When Not All Works: Determining Antibiotic Susceptibility

The World Health Organization says: “Antibiotic resistance of bacteria is increasing to alarmingly high levels around the world.” In such conditions, even “banal” otitis media or tonsillitis can acquire a protracted, complicated course, not to mention the risk of potentially fatal infections. How to find out which drug is effective against “own” pathogenic flora? And which analysis should you choose?

“Classic” way
Some representatives of the bacterial flora have an amazing ability to mutate. Bacteria, which yesterday were sensitive to simple penicillin, today “do not respond” to much more “advanced” antibiotics.

Therefore, in modern medicine, the treatment of bacterial processes without understanding the characteristics of the pathogen seems to be a “occupation” dubious and unpromising. At best, the inflammation will simply “subside” for a short time, and at worst – it will develop to life-threatening proportions.

This situation is especially dangerous in relation to surgical patients, newborns and people with weakened immunity, as well as those for whom taking antibiotics has become the norm.

Microbiological methods for identifying pathogens have long been used by medicine around the world, and modern analyzers have made this process faster and more efficient.

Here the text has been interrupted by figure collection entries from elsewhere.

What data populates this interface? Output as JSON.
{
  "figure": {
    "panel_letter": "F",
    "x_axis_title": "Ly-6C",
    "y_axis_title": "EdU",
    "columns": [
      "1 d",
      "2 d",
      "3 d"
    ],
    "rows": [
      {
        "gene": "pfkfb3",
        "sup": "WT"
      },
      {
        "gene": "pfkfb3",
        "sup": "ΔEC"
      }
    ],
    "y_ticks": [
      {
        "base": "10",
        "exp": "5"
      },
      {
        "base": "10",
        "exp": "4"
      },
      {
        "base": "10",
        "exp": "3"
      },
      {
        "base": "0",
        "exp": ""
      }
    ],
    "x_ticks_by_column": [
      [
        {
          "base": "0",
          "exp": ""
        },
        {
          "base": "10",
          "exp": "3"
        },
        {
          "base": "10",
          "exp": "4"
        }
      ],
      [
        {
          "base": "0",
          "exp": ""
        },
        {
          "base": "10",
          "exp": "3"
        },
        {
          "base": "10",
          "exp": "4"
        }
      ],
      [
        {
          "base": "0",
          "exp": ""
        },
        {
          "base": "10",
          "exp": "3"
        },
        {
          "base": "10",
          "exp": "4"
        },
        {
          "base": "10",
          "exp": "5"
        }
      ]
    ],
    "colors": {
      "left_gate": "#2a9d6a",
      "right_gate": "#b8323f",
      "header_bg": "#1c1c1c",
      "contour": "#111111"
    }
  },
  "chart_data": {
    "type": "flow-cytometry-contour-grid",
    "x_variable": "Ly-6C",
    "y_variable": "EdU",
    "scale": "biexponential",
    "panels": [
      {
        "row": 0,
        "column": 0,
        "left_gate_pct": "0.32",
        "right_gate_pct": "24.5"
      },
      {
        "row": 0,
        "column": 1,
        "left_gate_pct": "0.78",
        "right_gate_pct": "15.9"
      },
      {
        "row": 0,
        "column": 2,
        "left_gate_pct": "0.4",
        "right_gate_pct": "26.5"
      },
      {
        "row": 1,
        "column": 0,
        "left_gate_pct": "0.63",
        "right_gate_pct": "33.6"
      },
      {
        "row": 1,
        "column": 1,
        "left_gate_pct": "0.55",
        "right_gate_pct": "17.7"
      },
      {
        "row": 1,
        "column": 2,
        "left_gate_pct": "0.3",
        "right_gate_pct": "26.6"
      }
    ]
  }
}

So, sowing on flora with determination of sensitivity to antibiotics allows not only to “recognize” bacteria, but also to check their sensitivity to the standard (6-8) or extended (up to 12) spectrum of antibiotics.

As a result, not only the type of bacteria will be indicated, but also their number and reaction to the drug:

S – sensitive – the drug is effective,
I – doubtful – the drug has weak activity against the pathogen,
R – resistant – the drug is “useless” in relation to this microflora.
However, the analysis also has disadvantages:

duration of implementation – up to 7 days, which limits the appointment of the “target” drug at the very beginning of inflammation;
the inability to determine the minimum effective “dose” of the drug.New generation
The medical need for fast and high-quality microbiological research “pushed” science towards the creation of the MALDI-TOF MC method, which was awarded the Nobel Prize in 2002.

The method is based on the identification of the unique protein composition of bacteria, which is a kind of “fingerprint

“. Its accuracy reaches 98%. And the analyzer contains information on more than 750 types of clinically significant microorganisms, with the ability to “update the database”.

In addition, the use of MALDI-TOF https://en.wikipedia.org/wiki/Matrix-assisted_laser_desorption/ionization MC identification as part of complex studies allows you to check the sensitivity of microflora to 18-20 drugs, against the maximum possible 12 in previous “generations” of crops. As a result of the analysis, it is now possible to see not only the effectiveness of the antibiotic, but also to select the minimum effective dose of the drug according to the protocol.

The method is fully automated, which excludes the influence of the human factor on the result. And the study is ready for a maximum of 4 days.